Those are the people who say "=" signifies identity in mathematics. They claim to be doing mathematics when they say that "1=1" means that what left 1 signifies is the same as what the right 1 signifies. But that's obviously not mathematics. In mathematics, the left side of the equation always signifies something different from the right side, or else the equation would be useless.

It's one thing for non-mathematicians, who don't know any better, to think that what they are doing is mathematics, when it's not. But it's truly shameful when mathematicians claim to be doing mathematics when what they are doing is not mathematical. As I explained already, that's how they come up with false axioms. — Metaphysician Undercover

The symbol "=" is defined in ZFC by saying that "A = B" is true if and only if A is B.

They could have used the symbol "#" instead, but they decided on "=".

The symbol "=" is defined in ZFC by saying that "A = B" is true if and only if A is B. — Michael

Yes, and as I've shown over and over again, that definition of "=" is not representative of how "=" is actually used in mathematics. Therefore it is a false definition, designed for some other purpose, foreign to mathematics.

Yes, and as I've shown over and over again, that definition of "=" is not representative of how "=" is actually used in mathematics. Therefore it is a false definition, designed for some other purpose, foreign to mathematics. — Metaphysician Undercover

You're putting the cart before the horse. It's not that we use maths and then retroactively describe what the symbols mean and infer the axioms; it's that we define what the symbols mean, prescribe the axioms, and then use them.

Yes, and as I've shown over and over again, that definition of "=" is not representative of how "=" is actually used in mathematics. Therefore it is a false definition, designed for some other purpose, foreign to mathematics. — Metaphysician Undercover

So when the issue is set theory, isn't then more correct just to talk about a bijection?

Or is that problematic too?

It's not that we use maths and then retroactively describe what the symbols mean and infer the axioms; — Michael

You have this wrong. A study of the history of mathematics will reveal to you that the axioms come about as a representation of usage. We could start with something like "the right angle", and see that the Egyptians were using that concept to create parallel lines and things like that, far before the axiom, the Pythagorean theorem, which represents this usage, was expressed.

As I recently explained in a related thread, since axioms are determined by choice, and used by choice, we must accept that axioms follow usage, they do not determine usage. People can produce whatever axioms they like, but if they are not useful they will not be used, nor become conventional. So, the axioms which become the convention are the ones best representative of what mathematicans are actually doing.

In the case of the axiom of extensionality, it is useful for a purpose other than mathematics. It's use is rhetorical, to persuade people of the usefulness of set theory. It is clearly not true though, because, for example, the order of the elements within a set is not accounted for. So, sets which are said to be identical may have the same elements in a different order. But in any true sense of "identity" order is an essential feature. Therefore the rhetorical use of this axiom is really a matter of deception.

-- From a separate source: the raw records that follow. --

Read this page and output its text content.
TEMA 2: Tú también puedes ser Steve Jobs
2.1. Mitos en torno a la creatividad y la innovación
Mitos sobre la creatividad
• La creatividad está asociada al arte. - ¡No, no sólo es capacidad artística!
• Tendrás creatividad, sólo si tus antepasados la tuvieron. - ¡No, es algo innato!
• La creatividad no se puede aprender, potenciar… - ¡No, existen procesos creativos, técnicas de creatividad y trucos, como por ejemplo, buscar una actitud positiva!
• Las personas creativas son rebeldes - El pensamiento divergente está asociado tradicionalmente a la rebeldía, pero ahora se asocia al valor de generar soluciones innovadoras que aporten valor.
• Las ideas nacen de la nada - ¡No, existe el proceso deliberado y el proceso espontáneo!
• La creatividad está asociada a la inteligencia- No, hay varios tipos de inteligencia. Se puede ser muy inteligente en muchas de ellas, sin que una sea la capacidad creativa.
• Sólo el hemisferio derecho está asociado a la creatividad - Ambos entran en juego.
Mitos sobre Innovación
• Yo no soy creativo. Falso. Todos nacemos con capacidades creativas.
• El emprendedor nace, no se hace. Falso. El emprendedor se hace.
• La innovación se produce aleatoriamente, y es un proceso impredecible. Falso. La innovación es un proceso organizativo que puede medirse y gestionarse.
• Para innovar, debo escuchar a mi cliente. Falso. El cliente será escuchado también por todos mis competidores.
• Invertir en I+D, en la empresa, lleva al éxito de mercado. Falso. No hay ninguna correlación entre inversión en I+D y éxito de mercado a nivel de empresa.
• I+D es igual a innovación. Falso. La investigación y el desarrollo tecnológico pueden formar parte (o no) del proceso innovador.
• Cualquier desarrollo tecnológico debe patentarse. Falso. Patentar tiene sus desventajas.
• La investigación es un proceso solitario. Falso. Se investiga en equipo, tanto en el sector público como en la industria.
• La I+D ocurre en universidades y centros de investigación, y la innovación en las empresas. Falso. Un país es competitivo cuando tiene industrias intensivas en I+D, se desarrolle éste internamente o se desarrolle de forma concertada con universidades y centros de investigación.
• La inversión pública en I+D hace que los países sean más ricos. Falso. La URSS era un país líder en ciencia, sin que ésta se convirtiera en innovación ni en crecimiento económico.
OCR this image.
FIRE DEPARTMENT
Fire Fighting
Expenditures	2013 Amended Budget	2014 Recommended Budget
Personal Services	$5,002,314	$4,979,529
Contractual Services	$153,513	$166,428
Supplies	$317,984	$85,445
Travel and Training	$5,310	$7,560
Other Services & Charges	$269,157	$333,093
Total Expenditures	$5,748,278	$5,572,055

So when the issue is set theory, isn't then more correct just to talk about a bijection? — ssu

I don't see any issue with bijection in principle. But when it is proposed that the quantity of a specific set is infinite, bijection would be impossible. The proposal of infinite sets presents numerous procedural problems. That is self-evident.

People can produce whatever axioms they like, but if they are not useful they will not be used, nor become conventional. — Metaphysician Undercover

Yes, that's precisely right, and is why your talk of axioms being "false" is nonsense. Axioms aren't truth-apt; they're just either useful for their purpose or not. And given that the axioms of ZFC are the most prominently used, it stands to reason that they are considered to be the most useful.

That's all there is to say about them.

It should be evident to any well trained philosopher, that set theory is just terrible philosophy. I think that is what bothered Wittgenstein about mathematics, but he was a bit too timid to actually come out and state it.

Regarding the "=" sign, it was invented in 1557 by Robert Recorde:

And to avoid the tedious repetition of these words: "is equal to" I will set as I do often in work use, a pair of parallels, or duplicate lines of one [the same] length, thus: =, because no 2 things can be more equal.

What????

Isn't there a bijection between the set of natural numbers and the set of natural numbers?

If so,

Isn't there also a bijection between the set of natural numbers and the set of rational numbers also? And a bijection between the set of natural numbers and the set of algebraic numbers? This is the reason why we have the "Hilbert Hotel" example and actually, the axiom of infinity in ZF as it's written.

I think there is as it's the way that set theoretic books describe it and the way I've learned Cantorian set theory.

That there isn't a bijection the set of natural numbers and the set of real numbers is basically why there is all the fuzz about aleph-0 and aleph 1. And here we get to the Continuum Hypothesis already.

Hence infinity is actually very puzzling to us. Still.

I think that is what bothered Wittgenstein about mathematics — Metaphysician Undercover

Was that early or also late Wittgenstein? Because I suspect late Wittgenstein wouldn't have read any metaphysics into set theory. It's just a useful language game we play, not something that entails the realist existence of abstract mathematical objects.

That's why we decided to construct formal systems with prescribed definitions and axioms to ensure that our maths was consistent. — Michael

Big problem with consistency when the use of "=" is not consistent.

Yes, that's precisely right, and is why your talk of axioms being "false" is nonsense. Axioms aren't truth-apt; they're just either useful for their purpose or not. And given that the axioms of ZFC are the most prominently used, it stands to reason that they are considered to be the most useful. And that's all there is to say about them. — Michael

In the sense that axioms are a representation of what mathematicians are doing, they can be judged as true or false, just like any other description. However, as you rightly describe, a judgement of the truth or falsity of an axiom is not required to judge whether it appears to be useful or not.

So this is where self-deception enters the environment. If a mathematician accepts an axiom because it is useful, but it is not representative of what that individual is doing mathematically (and this I argue is the case with the axiom which makes the claim about the relation between identity and equality), then the usefulness of that axiom must be in relation to something other than mathematics. It has some other purpose than a mathematical purpose.

Regarding the "=" sign, it was invented in 1557 by Robert Recorde:

And to avoid the tedious repetition of these words: "is equal to" I will set as I do often in work use, a pair of parallels, or duplicate lines of one [the same] length, thus: =, because no 2 things can be more equal. — Michael

Notice "two things". Equality deals with two things, identity only involves one thing.

Isn't there a bijection between the set of natural numbers and the set of natural numbers? — ssu

That's a bijection which cannot be carried out, cannot be completed. It's a nonsensical proposition.

Was that early or also late Wittgenstein? Because I suspect late Wittgenstein wouldn't have read any metaphysics into mathematics or set theory. They're just a useful language game we play, not something that entails the realist existence of abstract mathematical objects. — Michael

Notice early Wittgenstein talking about representing the world in terms of "elements". Notice later Wittgenstein rejecting this as not representative of what is really the case in the world.

Notice "two things". Equality deals with two things, identity only involves one thing. — Metaphysician Undercover

In the context of maths, when we say that A = B we are saying that the value of A is equal to the value of B. The value of A is equal to the value of B if and only if A and B have the same value.

A non-identical but equal value makes no sense.

We’re not saying that the symbol “A” is identical to the symbol “B”. This is where I think you are misunderstanding.